A force de vouloir maquiller les faits dans la vie d’une nation, la vérité finit toujours par apparaître en surface. Ceux qui pensent, comme le maire de Pointe-Noire Roland BOUITI-VIAUDO que la municipalisation accélérée contribue à l’amélioration du cadre de vie des Congolais doivent se voiler le visage. Le paysage désolant et attristant des inondations à répétitions rendant la ville à l’état de « fantôme vivant » est un spectacle qui n’honore que les incompétents qui se sont érigés en maires conseillers à vie au sommet des administrations municipales.
Le vent des bouleversements socio-politiques qui secoue actuellement l’Afrique du Nord va-t-il suivre les alizés pour atteindre le Congo-Brazzaville et mettre un terme au bal des hypocrites ? Face aux frustrations de la population de notre pays, Sassou Nguesso et son gouvernement sont enfermés dans un carcan abject en manifestant un déficit de communication et en repoussant toute approche par le mépris, l’arrogance et le dédain.

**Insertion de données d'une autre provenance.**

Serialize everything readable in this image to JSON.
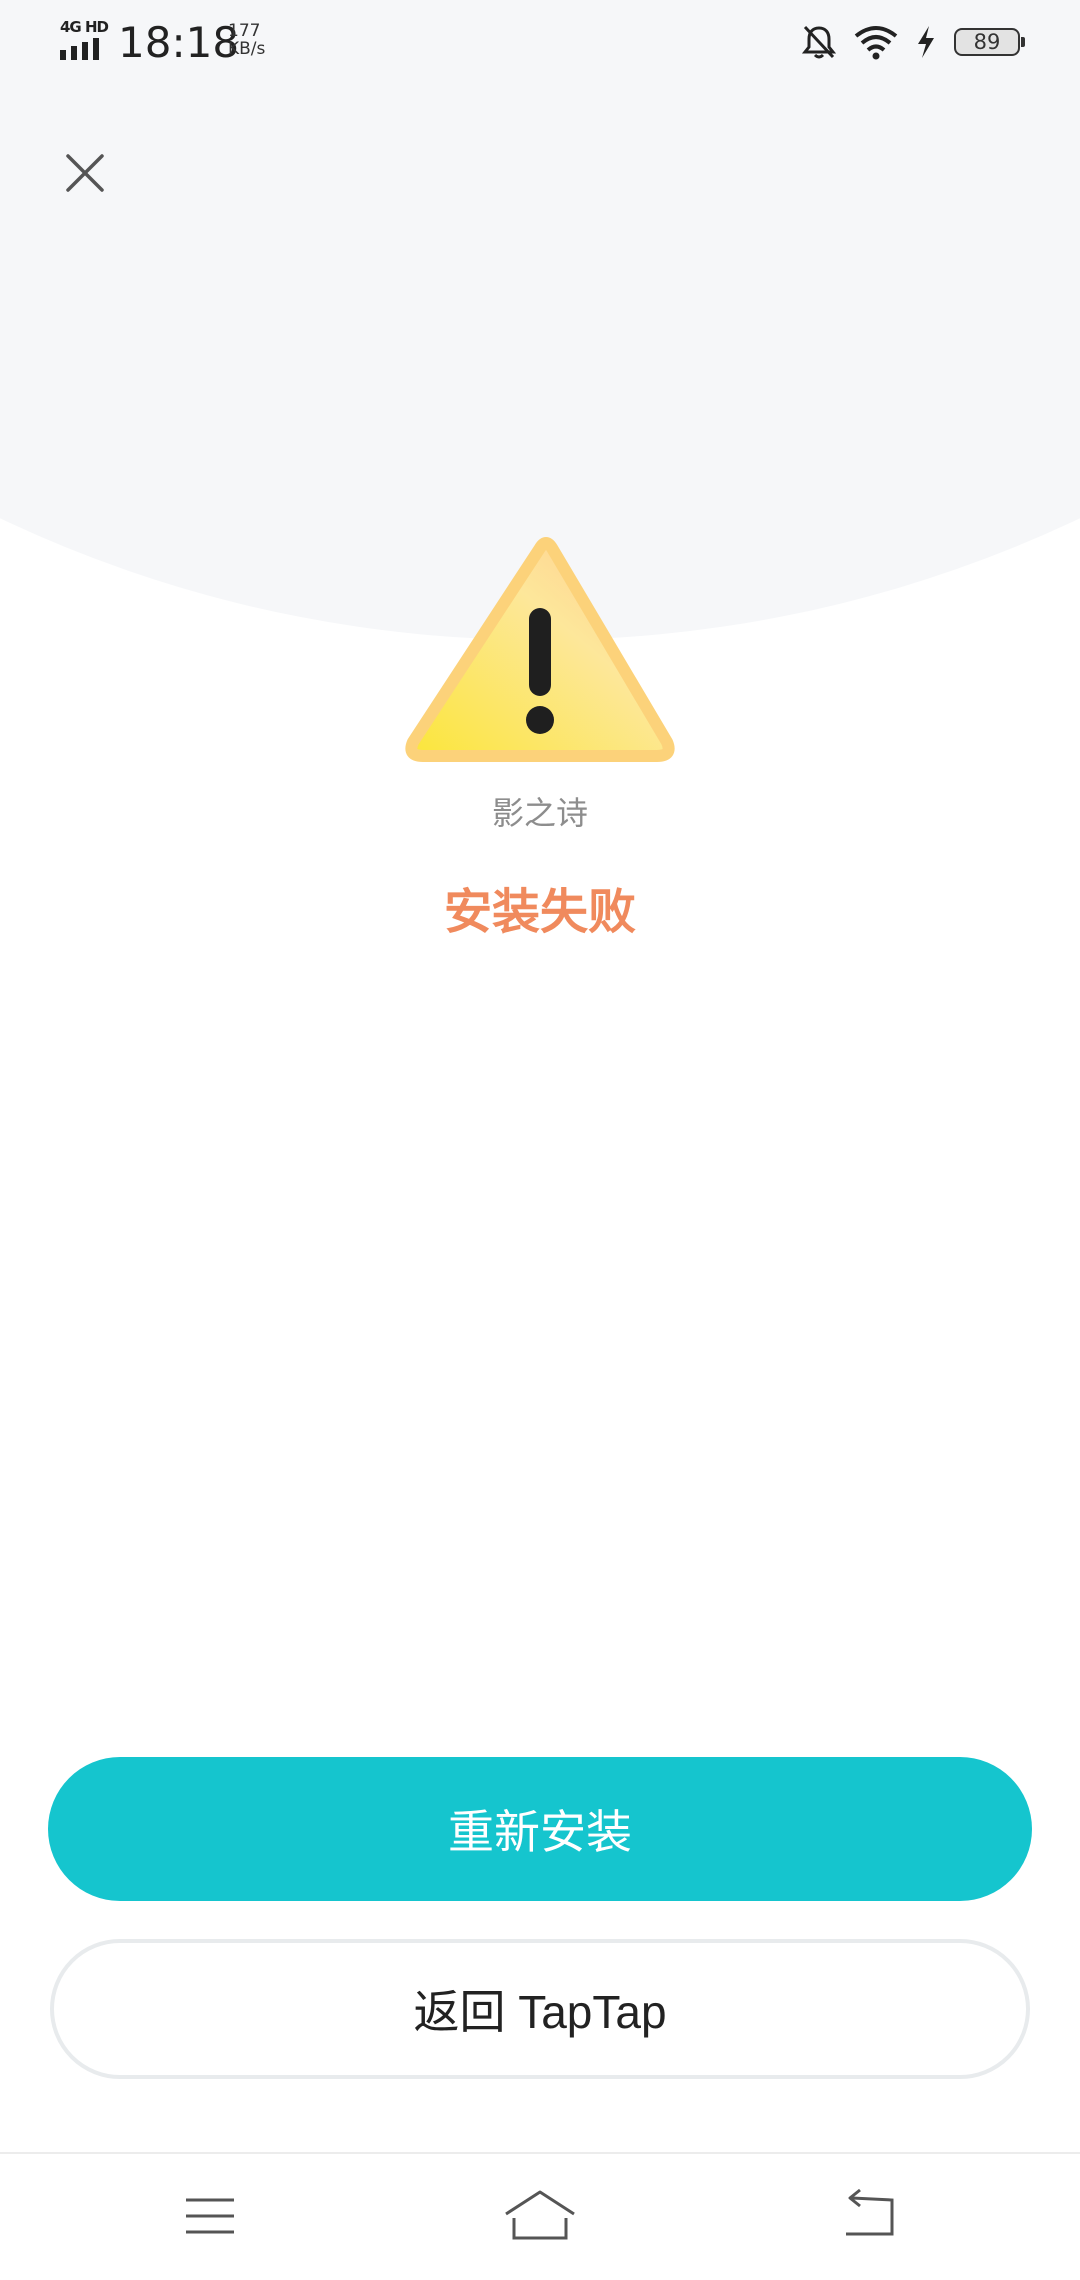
{
  "status_bar": {
    "network": "4G HD",
    "time": "18:18",
    "speed_value": "177",
    "speed_unit": "KB/s",
    "battery": "89",
    "icons": [
      "mute-bell-icon",
      "wifi-icon",
      "charging-bolt-icon",
      "battery-icon"
    ]
  },
  "header": {
    "close_icon": "close-icon"
  },
  "result": {
    "icon": "warning-icon",
    "app_name": "影之诗",
    "status": "安装失败",
    "status_color": "#f08a5d"
  },
  "actions": {
    "reinstall_label": "重新安装",
    "reinstall_color": "#15c5ce",
    "back_label": "返回 TapTap"
  },
  "nav_bar": {
    "items": [
      "menu-icon",
      "home-icon",
      "back-icon"
    ]
  }
}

Sassou Nguesso et son clan doivent se mettre à l’évidence qu’à force de s’approprier toute les richesses du pays, museler la population, la jeunesse, les médias et l’opposition, la bulle politique et sociale finira par s’éclater.
Les Congolais finiront un jour par briser la chape de plomb posée par Sassou Nguesso et son clan depuis juin 1977. Ces derniers sont devenus narcissiques et paranoïaques. La structure de ce pouvoir n’est que tribale et clanique. L’évidence révélera un jour que ce n’est qu’un château de sable.
Sassou Nguesso et son gouvernement doivent savoir que la frustration de la population est tellement grande et que toute réponse par la force aux aspirations de la population congolaise ne sera pas la solution appropriée et ne sera pas tolérée par la communauté internationale. Les armes récemment achetées en Afrique du sud et en Chine ne les protégeront pas de la révolte du peuple. Ni encore moins les intimidations, les tentatives d’empoisonnement engagées actuellement à l’endroit des militants pour la démocratie populaire ne peuvent arrêter la marche vers plus de liberté, de solidarité, d’humanisme, de progrès social, de cohésion pour une nation pacifiée et tournée vers le vrai développement axé sur le bien-être du peuple.